Tuesday, August 2, 2011

Habits of Love

"Life can only be understood backwards; but it must be lived forwards."
      - Soren Kierkegaard


There could be no truer statement for me. I have to say I can see the pattern of my life looking in the rearview mirror. I wish I would have known then what I know now frequently floats through my head. Today in the office we were talking about things in relationships that drive us crazy. I was explaining Scott's terrible habit that drove Hannah and I nuts. I would do anything to hear that sound again. I don't have that option so I must say that I will take the knowledge of annoying habits and live forward. 


Living forward means for me that if I find another love and he has habits that drive me nuts I will take the time to appreciate them and love him because of  his faults! Each of our own lives is filled with mistakes and happiness that we would love to do over. I seem to be in a position that very few embrace. I may have lost the person I love, who knew me and still loved me because I can look back from those memories I can live forward. 

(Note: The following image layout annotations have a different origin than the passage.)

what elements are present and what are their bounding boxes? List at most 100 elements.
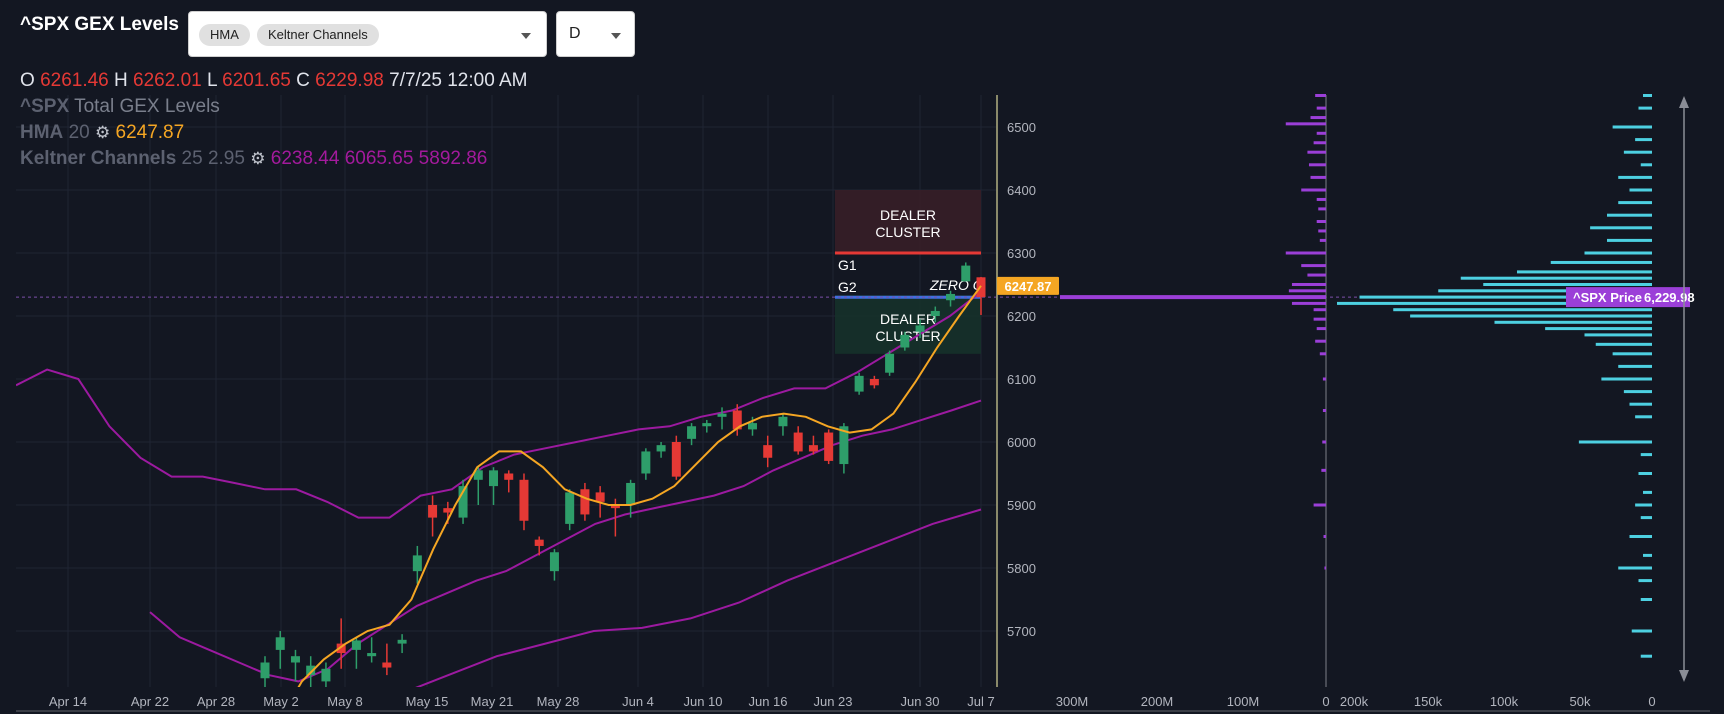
g1-label: G1 — [838, 257, 857, 273]
gear-icon[interactable]: ⚙ — [250, 149, 265, 168]
candle-body — [900, 334, 910, 348]
gex-bar — [1322, 409, 1326, 412]
volume-axis-tick: 100k — [1490, 694, 1519, 709]
volume-bar — [1618, 364, 1652, 368]
volume-bar — [1643, 490, 1652, 494]
g2-label: G2 — [838, 279, 857, 295]
time-axis-tick: May 8 — [327, 694, 362, 709]
candle-body — [885, 353, 895, 373]
volume-bar — [1601, 377, 1652, 381]
candle-body — [687, 426, 697, 439]
time-axis-tick: Jun 30 — [900, 694, 939, 709]
low-value: 6201.65 — [222, 70, 291, 91]
time-axis-tick: May 2 — [263, 694, 298, 709]
gex-bar — [1313, 141, 1326, 145]
gex-bar — [1310, 175, 1326, 179]
candle-body — [321, 668, 331, 682]
volume-bar — [1629, 535, 1652, 538]
candle-body — [275, 637, 285, 650]
candle-body — [824, 432, 834, 461]
bar-datetime: 7/7/25 12:00 AM — [389, 70, 528, 91]
low-label: L — [207, 70, 217, 91]
zero-g-label: ZERO G — [929, 277, 984, 293]
volume-bar — [1612, 125, 1652, 129]
volume-bar — [1595, 342, 1652, 346]
gex-bar — [1285, 251, 1326, 255]
time-axis-tick: May 15 — [406, 694, 449, 709]
candle-body — [778, 416, 788, 427]
legend-gex-name: Total GEX Levels — [74, 96, 220, 117]
high-value: 6262.01 — [133, 70, 202, 91]
price-axis-tick: 5700 — [1007, 624, 1036, 639]
volume-bar — [1618, 175, 1652, 179]
candle-body — [869, 379, 879, 386]
indicator-select[interactable]: HMA Keltner Channels — [188, 11, 547, 57]
volume-bar — [1629, 402, 1652, 406]
gex-bar — [1313, 317, 1326, 321]
volume-bar — [1640, 453, 1652, 457]
candle-body — [397, 639, 407, 644]
price-axis-tick: 5900 — [1007, 498, 1036, 513]
volume-bar — [1631, 629, 1652, 633]
time-axis-tick: Jun 23 — [813, 694, 852, 709]
gex-bar — [1307, 273, 1326, 277]
gex-bar — [1316, 220, 1326, 223]
candle-body — [549, 552, 559, 572]
volume-bar — [1550, 260, 1652, 264]
legend-hma[interactable]: HMA 20 ⚙ 6247.87 — [20, 122, 184, 144]
chevron-down-icon[interactable] — [611, 33, 621, 39]
gex-bar — [1322, 377, 1326, 381]
gex-bar — [1315, 339, 1326, 343]
volume-bar — [1640, 516, 1652, 520]
gex-bar — [1060, 295, 1326, 300]
candle-body — [702, 423, 712, 427]
indicator-chip-keltner[interactable]: Keltner Channels — [257, 24, 379, 46]
ohlc-readout: O 6261.46 H 6262.01 L 6201.65 C 6229.98 … — [20, 70, 528, 92]
volume-axis-tick: 0 — [1648, 694, 1655, 709]
candle-body — [915, 325, 925, 332]
grid-lines — [16, 95, 997, 687]
volume-axis-tick: 50k — [1570, 694, 1591, 709]
candle-body — [367, 653, 377, 657]
legend-hma-value: 6247.87 — [115, 122, 185, 143]
gex-bar — [1307, 150, 1326, 154]
candle-body — [656, 445, 666, 452]
scroll-arrow-icon — [1679, 670, 1689, 682]
legend-hma-name: HMA — [20, 122, 64, 143]
gex-bar — [1322, 440, 1326, 444]
volume-bar — [1545, 327, 1652, 331]
legend-gex[interactable]: ^SPX Total GEX Levels — [20, 96, 220, 118]
gex-bar — [1319, 238, 1326, 242]
candle-body — [595, 492, 605, 502]
open-value: 6261.46 — [40, 70, 109, 91]
chart-title: ^SPX GEX Levels — [20, 14, 179, 35]
gex-bar — [1316, 197, 1326, 201]
timeframe-select[interactable]: D — [556, 11, 635, 57]
volume-bar — [1643, 94, 1652, 97]
legend-keltner-values: 6238.44 6065.65 5892.86 — [270, 148, 488, 169]
legend-gex-symbol: ^SPX — [20, 96, 70, 117]
chevron-down-icon[interactable] — [521, 33, 531, 39]
time-axis-tick: Jun 10 — [683, 694, 722, 709]
candle-body — [534, 539, 544, 546]
legend-keltner[interactable]: Keltner Channels 25 2.95 ⚙ 6238.44 6065.… — [20, 148, 487, 170]
gex-bar — [1318, 229, 1326, 233]
volume-bar — [1584, 251, 1652, 255]
gex-bar — [1319, 352, 1326, 356]
scroll-arrow-icon — [1679, 96, 1689, 108]
candle-body — [641, 451, 651, 474]
gex-bar — [1301, 264, 1326, 268]
price-axis-tick: 6100 — [1007, 372, 1036, 387]
candle-body — [854, 375, 864, 392]
volume-bar — [1635, 415, 1652, 419]
gear-icon[interactable]: ⚙ — [95, 123, 110, 142]
price-chart[interactable]: DEALERCLUSTERDEALERCLUSTERG1G2ZERO G6500… — [0, 0, 1724, 714]
volume-bar — [1638, 472, 1652, 475]
gex-bar — [1313, 503, 1326, 507]
indicator-chip-hma[interactable]: HMA — [199, 24, 250, 46]
gex-bar — [1316, 131, 1326, 135]
candle-body — [290, 656, 300, 663]
time-axis-tick: May 21 — [471, 694, 514, 709]
candle-body — [382, 662, 392, 668]
volume-bar — [1623, 150, 1652, 154]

I have grown so much in who I am. I have opened my heart up to living life and loving others. I know that I can be loved warts and all. Scott isn't the only one who can love me. I do love myself and I want to grumble and gripe about stuff and still love. Hey I guess for the next three years I will keep loving Hannah, empty soda cans, dirty clothes and all. Well you know in my eyes she will always be perfect. I know I have habits that drive her nuts. I know I have habits that drove Scott crazy but love was more powerful! For that I am thankful that I can look back and still live forward.